Capitolo III

Si racconta che Amato da piccolo fosse bellissimo, avesse capelli d’angelo sottili e biondi, un fisico da efebo diafano e flessuoso, il collo lunghissimo che pareva disegnato dal Parmigianino, delle dita così affusolate da entrare nelle serrature delle porte e due occhi… due occhi così celesti come un mare finto. Ed era di una delicatezza esasperante – cosa che si è accentuata negli anni – cadeva al minimo refolo di vento che giungesse da una finestra mal chiusa, si ammalava di raucedine con una frequenza indisponente, non mangiava quasi niente, se si eccettuano degli enormi rotoli di zucchero filato che costringeva sua madre a comprare al mercato. La sua complessione, così esausta, così antipatica e ricattatoria, gli procurava delle frequenti e meritate punizioni, tanto che veniva rintanato in soffitta dove – pare – ha iniziato a elaborare le prime cosmogonie portatili credendosi Leopardi, le prime corrispondenze tra micro e macrocosmo, e dove suonava indefessamente una spinetta Bontempi regalatagli per un Natale dal nonno.

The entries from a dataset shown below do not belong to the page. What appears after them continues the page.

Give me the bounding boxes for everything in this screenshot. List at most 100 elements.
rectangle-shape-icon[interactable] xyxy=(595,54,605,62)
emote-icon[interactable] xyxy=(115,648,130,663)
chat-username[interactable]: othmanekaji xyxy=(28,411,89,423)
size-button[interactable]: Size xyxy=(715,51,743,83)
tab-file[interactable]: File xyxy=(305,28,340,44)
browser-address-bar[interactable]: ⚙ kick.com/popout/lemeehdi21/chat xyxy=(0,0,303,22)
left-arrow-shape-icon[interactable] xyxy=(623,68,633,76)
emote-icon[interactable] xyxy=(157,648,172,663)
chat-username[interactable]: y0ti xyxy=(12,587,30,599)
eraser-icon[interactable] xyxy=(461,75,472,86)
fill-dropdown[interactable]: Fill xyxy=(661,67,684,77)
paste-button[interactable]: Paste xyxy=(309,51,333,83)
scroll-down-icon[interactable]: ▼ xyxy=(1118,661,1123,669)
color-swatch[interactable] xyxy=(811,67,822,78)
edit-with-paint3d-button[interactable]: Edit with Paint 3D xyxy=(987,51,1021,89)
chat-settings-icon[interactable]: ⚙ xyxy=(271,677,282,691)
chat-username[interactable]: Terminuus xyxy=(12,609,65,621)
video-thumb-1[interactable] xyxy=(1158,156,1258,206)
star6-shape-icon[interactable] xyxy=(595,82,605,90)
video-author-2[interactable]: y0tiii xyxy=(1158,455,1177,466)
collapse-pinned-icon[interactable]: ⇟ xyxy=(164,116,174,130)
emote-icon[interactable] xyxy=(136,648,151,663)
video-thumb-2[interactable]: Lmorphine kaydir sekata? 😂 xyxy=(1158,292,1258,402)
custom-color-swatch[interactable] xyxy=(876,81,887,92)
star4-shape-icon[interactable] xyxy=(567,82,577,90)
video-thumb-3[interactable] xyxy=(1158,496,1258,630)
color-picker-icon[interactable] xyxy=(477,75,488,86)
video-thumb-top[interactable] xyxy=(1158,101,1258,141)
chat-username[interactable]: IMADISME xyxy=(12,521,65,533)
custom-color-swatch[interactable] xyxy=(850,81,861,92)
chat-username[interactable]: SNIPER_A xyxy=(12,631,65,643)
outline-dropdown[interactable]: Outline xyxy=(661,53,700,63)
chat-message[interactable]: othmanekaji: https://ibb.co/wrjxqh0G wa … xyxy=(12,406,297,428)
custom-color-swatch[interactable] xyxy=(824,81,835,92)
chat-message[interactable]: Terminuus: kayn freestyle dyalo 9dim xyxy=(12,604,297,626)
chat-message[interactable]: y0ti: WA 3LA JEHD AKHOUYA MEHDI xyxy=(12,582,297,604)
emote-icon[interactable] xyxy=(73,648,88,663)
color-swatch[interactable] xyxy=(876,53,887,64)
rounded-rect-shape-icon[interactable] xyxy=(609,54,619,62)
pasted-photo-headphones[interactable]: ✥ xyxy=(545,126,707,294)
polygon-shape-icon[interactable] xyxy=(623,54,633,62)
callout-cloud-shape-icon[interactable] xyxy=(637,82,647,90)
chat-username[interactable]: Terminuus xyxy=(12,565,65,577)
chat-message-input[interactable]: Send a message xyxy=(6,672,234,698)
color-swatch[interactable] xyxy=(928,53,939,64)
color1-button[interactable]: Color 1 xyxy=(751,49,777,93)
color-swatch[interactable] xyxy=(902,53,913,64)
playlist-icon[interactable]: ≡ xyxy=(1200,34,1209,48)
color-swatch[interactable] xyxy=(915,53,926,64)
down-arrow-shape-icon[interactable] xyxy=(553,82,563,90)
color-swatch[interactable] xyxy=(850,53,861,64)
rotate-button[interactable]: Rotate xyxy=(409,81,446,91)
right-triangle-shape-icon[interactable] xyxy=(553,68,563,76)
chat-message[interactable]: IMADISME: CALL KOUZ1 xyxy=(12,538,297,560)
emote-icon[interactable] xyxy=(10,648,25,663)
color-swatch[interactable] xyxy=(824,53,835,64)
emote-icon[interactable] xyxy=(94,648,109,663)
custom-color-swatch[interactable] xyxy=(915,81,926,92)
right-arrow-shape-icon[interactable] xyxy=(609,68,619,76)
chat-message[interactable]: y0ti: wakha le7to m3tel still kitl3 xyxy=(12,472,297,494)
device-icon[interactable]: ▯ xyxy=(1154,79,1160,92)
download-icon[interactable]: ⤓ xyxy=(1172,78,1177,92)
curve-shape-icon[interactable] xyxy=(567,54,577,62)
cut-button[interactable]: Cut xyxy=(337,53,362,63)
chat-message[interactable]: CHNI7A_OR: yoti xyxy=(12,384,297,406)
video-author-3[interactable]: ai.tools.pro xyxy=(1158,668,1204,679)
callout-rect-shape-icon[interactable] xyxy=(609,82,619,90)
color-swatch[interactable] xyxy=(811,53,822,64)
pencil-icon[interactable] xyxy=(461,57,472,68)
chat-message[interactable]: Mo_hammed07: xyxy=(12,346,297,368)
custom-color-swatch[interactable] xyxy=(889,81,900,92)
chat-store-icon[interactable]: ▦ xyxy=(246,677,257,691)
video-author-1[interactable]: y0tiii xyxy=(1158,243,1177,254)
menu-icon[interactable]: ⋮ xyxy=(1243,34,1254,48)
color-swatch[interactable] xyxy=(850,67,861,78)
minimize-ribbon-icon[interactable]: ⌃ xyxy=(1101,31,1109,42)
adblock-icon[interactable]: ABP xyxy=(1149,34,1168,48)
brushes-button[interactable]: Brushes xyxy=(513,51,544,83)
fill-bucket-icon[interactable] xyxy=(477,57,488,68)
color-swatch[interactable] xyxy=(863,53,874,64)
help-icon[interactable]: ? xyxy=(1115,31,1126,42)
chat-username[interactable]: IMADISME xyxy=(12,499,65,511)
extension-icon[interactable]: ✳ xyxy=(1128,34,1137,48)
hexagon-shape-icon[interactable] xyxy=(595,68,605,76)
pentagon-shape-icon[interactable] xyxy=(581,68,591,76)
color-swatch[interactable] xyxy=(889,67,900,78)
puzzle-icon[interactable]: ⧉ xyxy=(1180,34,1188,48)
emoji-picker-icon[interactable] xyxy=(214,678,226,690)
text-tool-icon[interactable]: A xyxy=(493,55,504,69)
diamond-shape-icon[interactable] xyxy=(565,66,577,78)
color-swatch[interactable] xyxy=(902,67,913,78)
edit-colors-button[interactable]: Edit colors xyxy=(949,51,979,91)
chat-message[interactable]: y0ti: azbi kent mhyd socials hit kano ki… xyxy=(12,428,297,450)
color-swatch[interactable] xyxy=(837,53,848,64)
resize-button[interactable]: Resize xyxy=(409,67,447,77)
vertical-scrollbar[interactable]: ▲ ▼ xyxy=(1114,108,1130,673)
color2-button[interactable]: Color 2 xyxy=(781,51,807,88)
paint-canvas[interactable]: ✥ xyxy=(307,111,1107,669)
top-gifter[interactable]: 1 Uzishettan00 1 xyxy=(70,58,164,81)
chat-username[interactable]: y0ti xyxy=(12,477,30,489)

Ma sono tutte voci di corridoio, di quel corridoio lunghissimo che è la sua casa e che si sentono tendendo l’orecchio quando non c’è nessuno, cioè quasi mai, voci che si fanno strada nel cervello quando cessa lo sferragliare di Adelaide in cucina o quando finalmente, e per un caso strano, la masnada odiosa di tutti i suoi figli maschi e femmine ha sbattuto per l’ultima volta il portone di casa e se n’è andata per i fatti suoi, attirata dallo struscio cittadino e dalle altre mille svagataggini della gioventù viareggina.

Allora, in quell’improvviso e quasi pauroso silenzio, Amato esce da una porta e mostra allo sbigottito ospite la foto di un bambino che pretende essere lui: l’unica prova certa della sua infanzia, dice. Ebbene, quella foto è tutta il contrario di ciò che dicono le voci del corridoio. Ciò che si vede è un robusto bambinotto con i capelli corti, lo sguardo vispo, ben saldo sulle cosciotte che affondano a metà nell’acqua del mare, e che tiene per il collo un’oca di plastica fatta a ciambella come volesse strozzarla. La foto è falsa? Lui assicura di no. Eppure sembra l’ennesima mistificazione. Oppure mentono le voci.

Senza titolo

Amato su Laverda

E poi, senza passare per l’adolescenza, che è venuta dopo e non è ancora finita, Amato piombò nella gioventù. Venne il tempo della moto Laverda 1000, la più grossa e potente della scuderia, dal serbatoio enorme verde metalizzato e dalla sella lunga, bombata in fondo come a far spiovere l’aria. E Amato una volta sfrecciò sulla Bretella a 180 km/h, come un pazzo, per andare da nessuna parte, solo per sentire il rombo di quel motore mostruoso dagli scappamenti cromati. Era un’estate dei primi anni Settanta e il vento gli vorticava addosso quasi a strappargli la maglietta che gli scopriva tutto il cotrione mentre sorpassava a grappoli le macchinine sulla corsia normale, inebetite. Partito da Viareggio e arrivato a Lucca in pochi minuti, troppo pochi per non dare nell’occhio, probabilmente se ne tornò a Viareggio facendo la provinciale del monte di Quiesa, più per vergogna, che per timore di essere individuato dalla polizia.

E allora dov’è questo bambinello angelico dai capelli fini come spaghettini? Dov’è questo fragile Leopardi che le voci di corridoio vogliono propinarci? Io non lo so dov’è, e a questo punto me ne infischio. Scrivo queste note nelle mie notti insonni, quelle sì matte e disperatissime, mentre sento le porte del condominio in cui vivo chiudersi una ad una, la coppia del piano di sotto mugolare nel letto, le macchine giù in strada farsi sempre più rade sotto la luce arancione dei lampioni che entrano fin dentro casa mia e ci restano fino al mattino, quando i temporizzatori crepuscolari vanno finalmente a dormire e io con loro, esausto, per un’oretta prima di entrare a lavoro.